We should highlight the potential applications driven by the spin-polarized MZMs presented in this work, notably demonstrated in the results of Fig. 7, with the down spin component associated with MZMs, while the up component displays metallic features, resulting in a half-metallic behavior for the system^{62, 63}. This property could be harnessed to design a single Majorana transistor (SMT) built from a quantum dot (QD) sandwiched by finite p-SiNR leads^{6, 64, 65}. This setup resembles the conventional single electron transistor (SET)⁶⁶. The SMT can be a valuable tool for discerning between MZMs and trivial Andreev bound states^{15, 17}. Particularly, the leakage of MZMs through the QD⁶⁷, along with both local and crossed Andreev reflections induced by a specific spin orientation within the p-SiNR-QD-p-SiNR SMT structure, is expected to generate distinct electronic transport signatures, enabling the identification of MZMs.

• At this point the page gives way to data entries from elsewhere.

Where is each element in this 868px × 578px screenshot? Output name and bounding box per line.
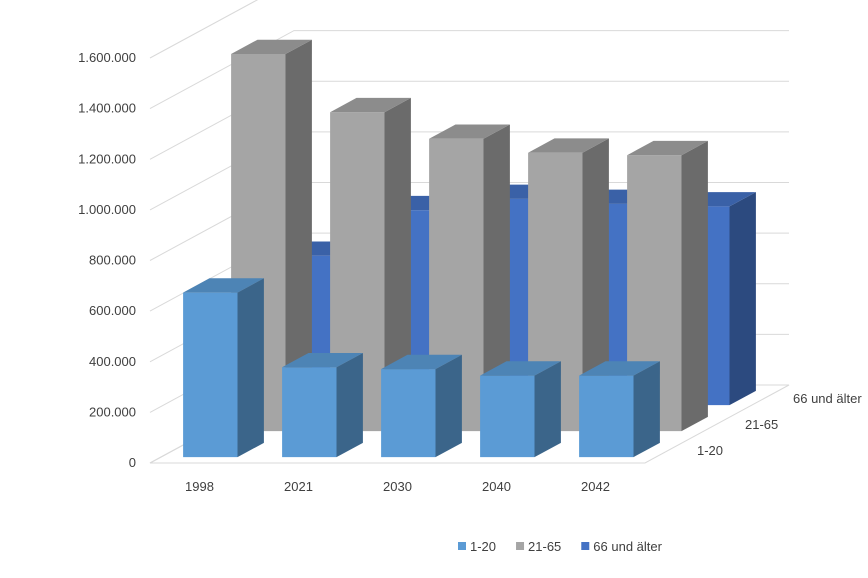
legend: 1-20 21-65 66 und älter (458, 539, 663, 554)
legend-swatch (458, 542, 466, 550)
legend-item: 66 und älter (581, 539, 663, 554)
x-tick-label: 1998 (185, 479, 214, 494)
x-tick-label: 2030 (383, 479, 412, 494)
y-axis-tick-labels: 0 200.000 400.000 600.000 800.000 1.000.000 1.… (78, 50, 136, 470)
y-tick-label: 600.000 (89, 303, 136, 318)
y-tick-label: 1.000.000 (78, 202, 136, 217)
x-tick-label: 2021 (284, 479, 313, 494)
y-tick-label: 1.200.000 (78, 151, 136, 166)
bar-1-20-2040 (480, 361, 561, 458)
x-axis-tick-labels: 1998 2021 2030 2040 2042 (185, 479, 610, 494)
legend-swatch (581, 542, 590, 550)
depth-axis-labels: 1-20 21-65 66 und älter (697, 391, 862, 458)
bars (183, 39, 756, 458)
legend-label: 1-20 (470, 539, 496, 554)
y-tick-label: 400.000 (89, 354, 136, 369)
legend-label: 21-65 (528, 539, 561, 554)
gridline (149, 0, 259, 59)
bar-1-20-2021 (282, 353, 363, 458)
depth-tick-label: 66 und älter (793, 391, 862, 406)
y-tick-label: 1.400.000 (78, 101, 136, 116)
legend-label: 66 und älter (593, 539, 662, 554)
legend-swatch (516, 542, 525, 550)
y-tick-label: 800.000 (89, 253, 136, 268)
depth-tick-label: 1-20 (697, 443, 723, 458)
y-tick-label: 200.000 (89, 404, 136, 419)
bar-1-20-2030 (381, 354, 462, 458)
y-tick-label: 1.600.000 (78, 50, 136, 65)
x-tick-label: 2040 (482, 479, 511, 494)
bar-1-20-2042 (579, 361, 660, 458)
x-tick-label: 2042 (581, 479, 610, 494)
legend-item: 1-20 (458, 539, 496, 554)
bar-21-65-2021 (330, 97, 411, 432)
y-tick-label: 0 (129, 455, 136, 470)
legend-item: 21-65 (516, 539, 561, 554)
depth-tick-label: 21-65 (745, 417, 778, 432)
bar-1-20-1998 (183, 278, 264, 458)
gridline (149, 30, 789, 110)
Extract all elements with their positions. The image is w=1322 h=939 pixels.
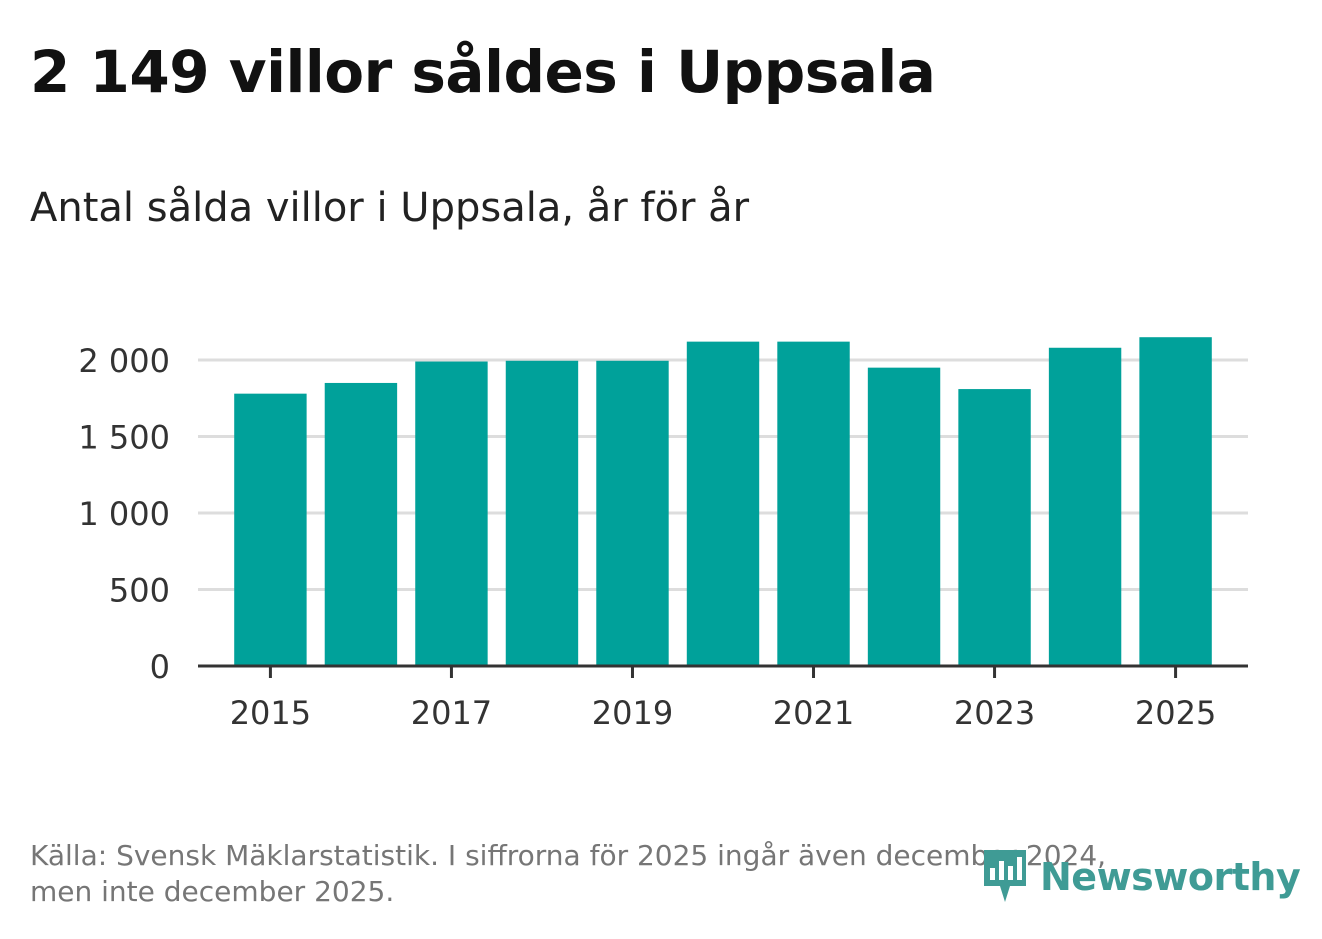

In addition to the spin-polarization of MZMs, our proposal also features the emergence of two MZMs located at opposite ends of the p-SiNR top chain, while another two with opposed spins are at the bottom, as illustrated in Figs. 5h and 6h. These MZMs acting as an effective two-level electronic system would allow the recovery of the spin degree of freedom as a good quantum number for purposes of quantum computing implementation, as well as to define the intrinsic spins of the regular fermions built-up by these top and bottom couples of edge MZMs, respectively. It is crucial for implementing quantum computing operations between two qubits, as it requires the presence of two fermionic sites, i.e., four MZMs^{68, 69}. Therefore, our proposal is a promising candidate for realizing hybrid quantum computing operations^{70, 71} between conventional qubits and spin-polarized Majorana-based qubits and paves the way for defining quantum computing operations using Majorana spintronics⁷².